Bruce Carter, who will easily make the team, did not calm fears about his lack of play-making at MLB, but
Barry Church did show more signs that he is ready to start at safety.
* Speaking of the secondary,
Brandon Carr and
Morris Claiborne both were present and ready for action. Carr had two interceptions that were both on plays where he was in the trailing position, but demonstrated recovery skills and play-making. The expectation level has certainly been laid out for both players as the price was substantial, but there is no question the Cowboys are better equipped to play defense against premier receivers. Claiborne is going to sustain plenty of bumps and rookie lessons along the way, but both will bring a swagger back there that has been missing for quite a while. Hypothetically, the ability for the corners to handle their own business should free up safeties to play more of a "ball hawk" role, but we will need to see how that materializes.
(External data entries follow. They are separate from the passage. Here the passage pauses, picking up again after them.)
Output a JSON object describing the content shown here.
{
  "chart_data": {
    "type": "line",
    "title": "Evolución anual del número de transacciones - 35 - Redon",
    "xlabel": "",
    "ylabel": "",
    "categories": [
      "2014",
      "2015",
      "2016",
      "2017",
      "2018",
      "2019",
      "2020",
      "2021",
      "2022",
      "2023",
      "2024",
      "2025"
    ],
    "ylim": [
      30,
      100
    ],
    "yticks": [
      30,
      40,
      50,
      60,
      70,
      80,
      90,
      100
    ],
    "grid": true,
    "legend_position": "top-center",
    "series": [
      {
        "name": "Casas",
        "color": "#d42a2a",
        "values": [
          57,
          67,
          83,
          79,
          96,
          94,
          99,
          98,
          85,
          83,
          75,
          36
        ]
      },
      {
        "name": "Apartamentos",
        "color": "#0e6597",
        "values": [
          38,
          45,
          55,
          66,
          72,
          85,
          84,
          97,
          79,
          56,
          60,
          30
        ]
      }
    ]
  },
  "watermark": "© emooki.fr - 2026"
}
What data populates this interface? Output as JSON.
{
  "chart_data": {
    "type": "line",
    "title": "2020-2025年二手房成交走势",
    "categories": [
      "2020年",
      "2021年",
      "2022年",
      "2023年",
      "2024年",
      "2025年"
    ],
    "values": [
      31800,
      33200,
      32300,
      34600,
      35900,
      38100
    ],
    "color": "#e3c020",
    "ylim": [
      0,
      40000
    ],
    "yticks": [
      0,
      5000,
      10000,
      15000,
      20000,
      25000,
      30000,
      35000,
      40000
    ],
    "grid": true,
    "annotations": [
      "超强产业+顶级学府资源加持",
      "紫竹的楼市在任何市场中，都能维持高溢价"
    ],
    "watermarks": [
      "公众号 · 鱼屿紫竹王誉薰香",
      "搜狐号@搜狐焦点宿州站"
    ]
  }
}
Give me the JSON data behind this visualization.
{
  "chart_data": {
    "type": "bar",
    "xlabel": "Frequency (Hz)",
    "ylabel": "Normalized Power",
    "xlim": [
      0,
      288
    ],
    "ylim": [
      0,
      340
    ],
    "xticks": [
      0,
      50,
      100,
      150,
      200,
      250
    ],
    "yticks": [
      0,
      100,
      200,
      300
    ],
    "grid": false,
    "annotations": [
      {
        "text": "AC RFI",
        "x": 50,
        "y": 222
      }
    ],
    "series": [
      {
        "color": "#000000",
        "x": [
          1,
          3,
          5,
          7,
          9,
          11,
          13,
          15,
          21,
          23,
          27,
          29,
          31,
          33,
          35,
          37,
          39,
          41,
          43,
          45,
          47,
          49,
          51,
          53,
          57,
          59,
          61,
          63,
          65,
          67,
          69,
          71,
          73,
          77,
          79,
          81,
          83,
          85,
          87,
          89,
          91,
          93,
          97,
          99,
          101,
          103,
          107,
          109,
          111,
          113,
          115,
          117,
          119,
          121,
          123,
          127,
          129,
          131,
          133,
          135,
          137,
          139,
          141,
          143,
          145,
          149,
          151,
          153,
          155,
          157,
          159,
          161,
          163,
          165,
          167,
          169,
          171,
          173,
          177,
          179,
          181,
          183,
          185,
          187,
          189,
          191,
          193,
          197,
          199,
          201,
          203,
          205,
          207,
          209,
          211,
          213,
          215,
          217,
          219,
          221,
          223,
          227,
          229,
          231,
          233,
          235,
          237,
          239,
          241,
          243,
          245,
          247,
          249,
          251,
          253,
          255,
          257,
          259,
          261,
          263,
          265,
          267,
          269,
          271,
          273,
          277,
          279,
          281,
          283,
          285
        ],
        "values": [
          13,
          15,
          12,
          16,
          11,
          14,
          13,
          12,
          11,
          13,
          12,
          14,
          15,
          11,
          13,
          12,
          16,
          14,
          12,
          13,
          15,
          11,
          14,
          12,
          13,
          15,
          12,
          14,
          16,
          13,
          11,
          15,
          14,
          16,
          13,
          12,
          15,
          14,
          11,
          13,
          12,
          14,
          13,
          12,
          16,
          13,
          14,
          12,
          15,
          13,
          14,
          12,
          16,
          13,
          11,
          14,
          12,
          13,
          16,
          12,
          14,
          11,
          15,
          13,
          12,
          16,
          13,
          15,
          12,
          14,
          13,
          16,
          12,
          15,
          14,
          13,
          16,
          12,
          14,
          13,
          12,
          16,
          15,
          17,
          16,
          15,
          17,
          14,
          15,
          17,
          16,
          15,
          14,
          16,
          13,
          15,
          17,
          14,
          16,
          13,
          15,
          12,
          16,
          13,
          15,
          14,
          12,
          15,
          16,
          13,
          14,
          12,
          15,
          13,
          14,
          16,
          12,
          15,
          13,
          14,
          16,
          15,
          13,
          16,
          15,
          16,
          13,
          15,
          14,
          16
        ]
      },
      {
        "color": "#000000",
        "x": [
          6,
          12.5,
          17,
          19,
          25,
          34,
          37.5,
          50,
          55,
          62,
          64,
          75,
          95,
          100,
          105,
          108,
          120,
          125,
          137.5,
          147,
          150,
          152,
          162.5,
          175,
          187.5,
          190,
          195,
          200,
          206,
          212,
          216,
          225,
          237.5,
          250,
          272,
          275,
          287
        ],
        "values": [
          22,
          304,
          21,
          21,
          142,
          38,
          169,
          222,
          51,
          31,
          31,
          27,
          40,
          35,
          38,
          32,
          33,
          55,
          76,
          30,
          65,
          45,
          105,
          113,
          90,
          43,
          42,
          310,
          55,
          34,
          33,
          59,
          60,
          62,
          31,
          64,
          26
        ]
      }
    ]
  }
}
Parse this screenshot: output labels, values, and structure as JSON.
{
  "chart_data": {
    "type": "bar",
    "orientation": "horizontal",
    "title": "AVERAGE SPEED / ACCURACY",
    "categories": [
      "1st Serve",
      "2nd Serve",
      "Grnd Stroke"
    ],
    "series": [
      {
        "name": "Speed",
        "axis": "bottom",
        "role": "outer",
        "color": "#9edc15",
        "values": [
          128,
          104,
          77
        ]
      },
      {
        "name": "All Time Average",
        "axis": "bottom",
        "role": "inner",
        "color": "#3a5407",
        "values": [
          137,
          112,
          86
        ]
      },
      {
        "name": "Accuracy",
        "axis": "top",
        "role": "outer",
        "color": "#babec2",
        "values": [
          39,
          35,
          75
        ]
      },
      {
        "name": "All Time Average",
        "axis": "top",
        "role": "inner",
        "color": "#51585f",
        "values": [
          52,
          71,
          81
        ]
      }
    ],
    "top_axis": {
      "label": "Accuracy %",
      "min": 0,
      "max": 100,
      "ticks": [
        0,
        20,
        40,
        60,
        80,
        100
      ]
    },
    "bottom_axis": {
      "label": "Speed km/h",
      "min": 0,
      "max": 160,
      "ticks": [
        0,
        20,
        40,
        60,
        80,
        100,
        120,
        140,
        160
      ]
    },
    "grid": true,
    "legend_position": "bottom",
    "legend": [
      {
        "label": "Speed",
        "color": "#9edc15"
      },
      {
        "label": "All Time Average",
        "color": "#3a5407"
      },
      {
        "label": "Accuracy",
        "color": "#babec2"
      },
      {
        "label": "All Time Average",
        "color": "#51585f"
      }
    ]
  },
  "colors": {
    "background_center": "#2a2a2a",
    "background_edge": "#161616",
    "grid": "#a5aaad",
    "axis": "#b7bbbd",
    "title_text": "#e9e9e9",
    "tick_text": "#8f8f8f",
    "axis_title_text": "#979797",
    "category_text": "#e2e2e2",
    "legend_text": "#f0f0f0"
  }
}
Victor Butler continues to show great pass rush skills. It is worth noting, however, that he plays
DeMarcus Ware's weak-side role in the defense. What that means is that he doesn't appear to be a candidate for the strong-side where
Anthony Spencer often is lined up. When the Cowboys play their 3-4, it often looks like a 4-3 under at the snap. There are a number of scheme issues to having Ware and Butler both rushing from each side on normal downs and basically, bringing 5 men. Butler is very promising, and has tremendous ability to make plays when he was on the field. But, I am not sure they will ever figure out how to get Butler and Ware on the field at the same time except on 3rd and long. Even though the two outside linebacker spots seem similar, they require different skill sets and abilities. Stay tuned for more on the topic.
Tuesday, I want to take a long look at Cole Beasley and answer many questions about what he can and cannot do when we consider him for the roster. He is certainly making himself a tough guy to cut.